Evaluation Types
Model Evaluation
Model Evaluation enables you to assess LLM performance using configurable quality and safety metrics. Organize datasets into projects and evaluations, apply built-in or custom evaluators, and analyze results through visual scoring and collaborative workflows. Key capabilities:- Upload datasets with input-output pairs, or generate outputs from a deployed model.
- Apply Quality, Safety, and RAGAS evaluators—or create custom evaluators tailored to your needs.
- Integrate external outputs via Run a Prompt, Run an API, or Run Search AI.
- Analyze model effectiveness through visual scoring, pass/fail thresholds, and exportable results.
Agentic Evaluation
Agentic Evaluation assesses how effectively an agentic app performs in both production and pre-production environments. Import real session data from deployed apps or generate simulated sessions using Personas and Test Scenarios to validate behavior before go-live. Key capabilities:- Import app sessions and traces from production or simulations.
- Generate simulated sessions using Personas and Test Scenarios to test agent behavior before deployment.
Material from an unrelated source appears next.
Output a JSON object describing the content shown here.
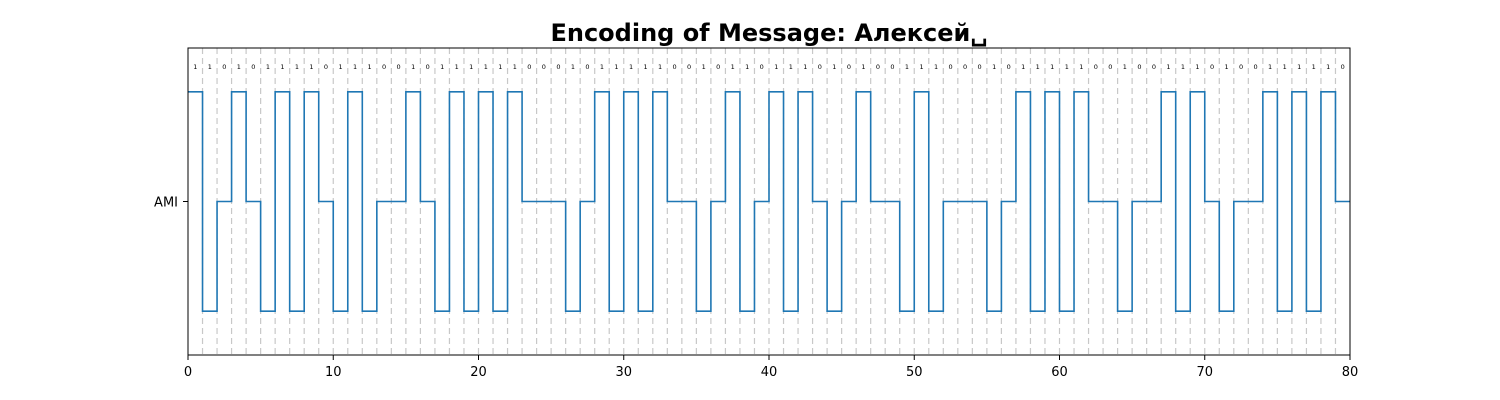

- Run multi-level evaluations across sessions and traces to assess goal achievement, workflow adherence, and tool usage.
- Analyze inputs and outputs across supervisors, agents, and tools to uncover coordination issues and optimization opportunities.
Accessing Evaluation Studio
- Log in to your Platform account.
- From the modules menu, select Evaluation Studio.
- On the Evaluation page, select Model Evaluation or Agentic Evaluation to begin.